LAR JUDAICO PARA MENINOS POBRES,
VIENA, MARÇO

Karl já não vivia no canal debaixo do palácio Goldbaum, mas vivia sob a generosidade dos Goldbaum. Há três meses que estava numa escola para meninos pobres sustentada por uma das obras de caridade da baronesa. Apanhara febre tifoide e, num dos hospitais para indigentes onde estivera, uma enfermeira reparara que era circuncidado e murmurou à enfermeira-chefe que o rapaz da cama 12 era judeu. Sendo um hospital Goldbaum, os meninos judeus sem um tostão recebiam tratamento especial. Karl aceitou o diagnóstico de judeu com a mesma resignação cansada com que recebera o da febre tifoide. Ambos pareciam ter as suas vantagens e desvantagens. A febre tifoide: dores e suores de febre, mas refeições regulares durante um generoso período de convalescença; ser judeu: Karl sabia que ninguém em Viena gostava muito de judeus, mas descobriu que eles tomavam bem conta uns dos outros. Quando já tinha recuperado o suficiente para ter alta, em vez de ir parar de volta às ruas, ou debaixo delas, encontraram uma vaga para ele num lar para meninos desaventurados e, pela primeira vez na vida, estava a aprender a ler. Karl decidiu conformar-se com o seu destino, pelo menos por enquanto. Se diziam que era judeu, seria judeu.

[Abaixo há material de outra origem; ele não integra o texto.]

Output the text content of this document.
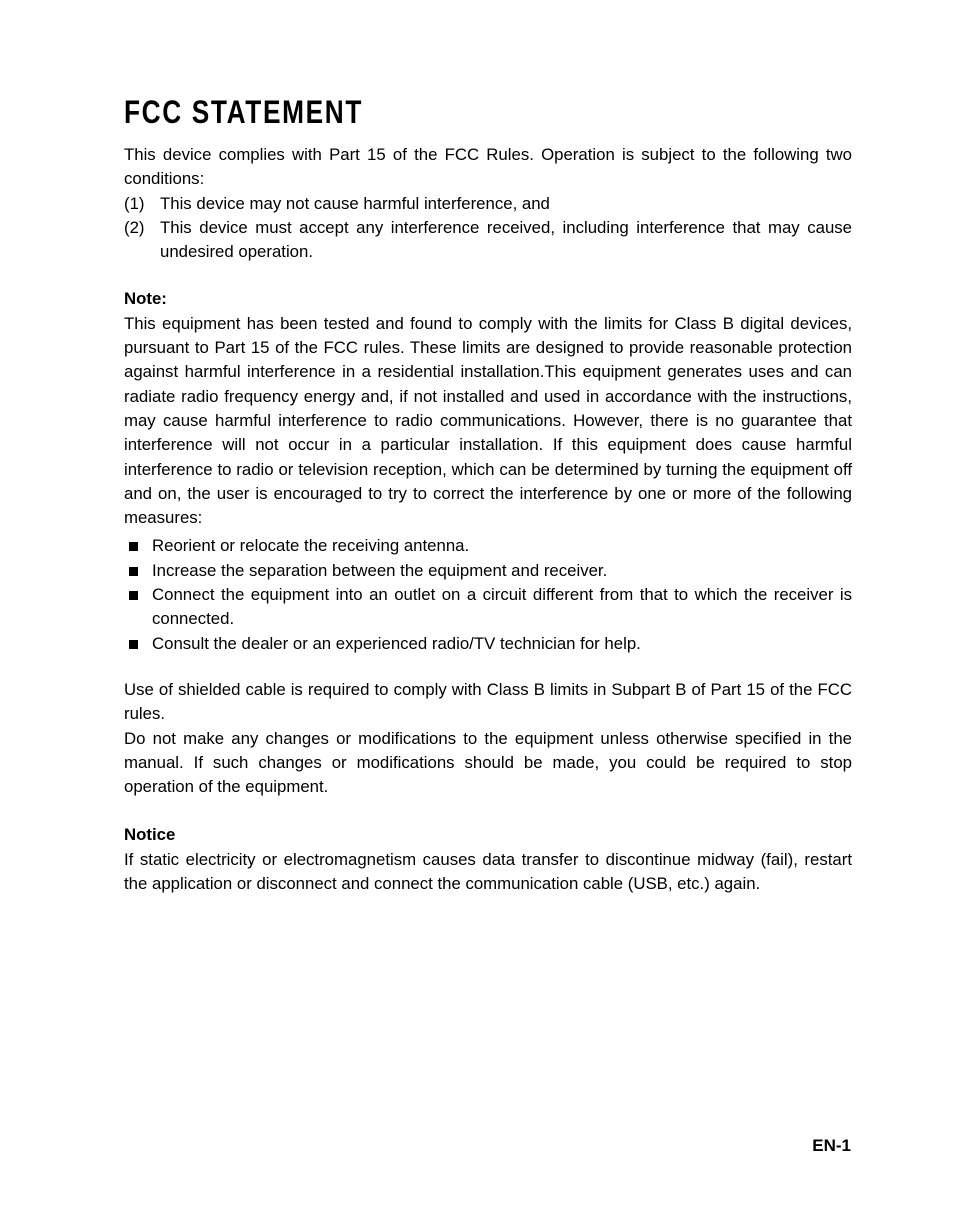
FCC STATEMENT

This device complies with Part 15 of the FCC Rules. Operation is subject to the following two conditions:

(1) This device may not cause harmful interference, and
(2) This device must accept any interference received, including interference that may cause undesired operation.
Note:

This equipment has been tested and found to comply with the limits for Class B digital devices, pursuant to Part 15 of the FCC rules. These limits are designed to provide reasonable protection against harmful interference in a residential installation.This equipment generates uses and can radiate radio frequency energy and, if not installed and used in accordance with the instructions, may cause harmful interference to radio communications. However, there is no guarantee that interference will not occur in a particular installation. If this equipment does cause harmful interference to radio or television reception, which can be determined by turning the equipment off and on, the user is encouraged to try to correct the interference by one or more of the following measures:

Reorient or relocate the receiving antenna.
Increase the separation between the equipment and receiver.
Connect the equipment into an outlet on a circuit different from that to which the receiver is connected.
Consult the dealer or an experienced radio/TV technician for help.

Use of shielded cable is required to comply with Class B limits in Subpart B of Part 15 of the FCC rules.

Do not make any changes or modifications to the equipment unless otherwise specified in the manual. If such changes or modifications should be made, you could be required to stop operation of the equipment.

Notice

If static electricity or electromagnetism causes data transfer to discontinue midway (fail), restart the application or disconnect and connect the communication cable (USB, etc.) again.

EN-1
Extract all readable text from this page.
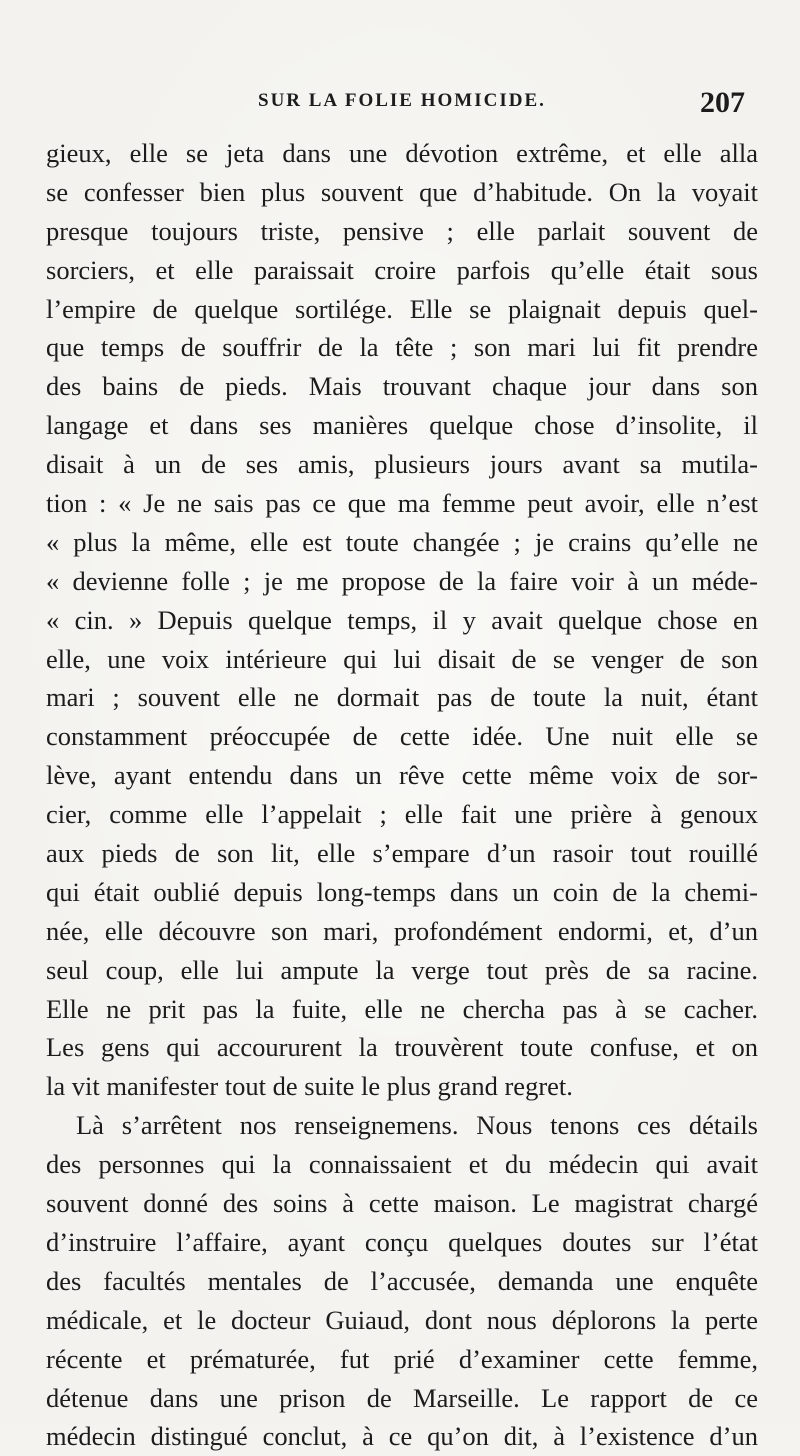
SUR LA FOLIE HOMICIDE.	207
gieux, elle se jeta dans une dévotion extrême, et elle alla
se confesser bien plus souvent que d’habitude. On la voyait
presque toujours triste, pensive ; elle parlait souvent de
sorciers, et elle paraissait croire parfois qu’elle était sous
l’empire de quelque sortilége. Elle se plaignait depuis quel-
que temps de souffrir de la tête ; son mari lui fit prendre
des bains de pieds. Mais trouvant chaque jour dans son
langage et dans ses manières quelque chose d’insolite, il
disait à un de ses amis, plusieurs jours avant sa mutila-
tion : « Je ne sais pas ce que ma femme peut avoir, elle n’est
« plus la même, elle est toute changée ; je crains qu’elle ne
« devienne folle ; je me propose de la faire voir à un méde-
« cin. » Depuis quelque temps, il y avait quelque chose en
elle, une voix intérieure qui lui disait de se venger de son
mari ; souvent elle ne dormait pas de toute la nuit, étant
constamment préoccupée de cette idée. Une nuit elle se
lève, ayant entendu dans un rêve cette même voix de sor-
cier, comme elle l’appelait ; elle fait une prière à genoux
aux pieds de son lit, elle s’empare d’un rasoir tout rouillé
qui était oublié depuis long-temps dans un coin de la chemi-
née, elle découvre son mari, profondément endormi, et, d’un
seul coup, elle lui ampute la verge tout près de sa racine.
Elle ne prit pas la fuite, elle ne chercha pas à se cacher.
Les gens qui accoururent la trouvèrent toute confuse, et on
la vit manifester tout de suite le plus grand regret.
Là s’arrêtent nos renseignemens. Nous tenons ces détails
des personnes qui la connaissaient et du médecin qui avait
souvent donné des soins à cette maison. Le magistrat chargé
d’instruire l’affaire, ayant conçu quelques doutes sur l’état
des facultés mentales de l’accusée, demanda une enquête
médicale, et le docteur Guiaud, dont nous déplorons la perte
récente et prématurée, fut prié d’examiner cette femme,
détenue dans une prison de Marseille. Le rapport de ce
médecin distingué conclut, à ce qu’on dit, à l’existence d’un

Teve a sua primeira Páscoa judaica, mas só comeu matzos depois de lhe garantirem que não tinha sangue de cristãos.

O único livro que tinham para ler no lar era a Torá, pragmaticamente disponível em hebraico e alemão e, por tédio mais do que por interesse, Karl começou a lê-la. Descobriu que gostava do Cântico dos Cânticos. Era o que menos falava de Deus — uma grande vantagem — e, embora não fizesse ideia do que tratava, gostava das descrições. Outros rapazes de quinze ou dezasseis anos, fartos das regras, escapuliam-se a meio da noite, na esperança de poderem alistar-se no exército ou de encontrar trabalho numa fábrica, mas Karl não tinha pressa nenhuma em deixar o lar. Comida e uma cama a sério, em troca de algumas tarefas e umas pitadas de Deus, era um belo negócio, e Karl era teimosamente enfezado, quase não crescia de ano para ano, por isso não corria risco de ser expulso e ter de encontrar trabalho.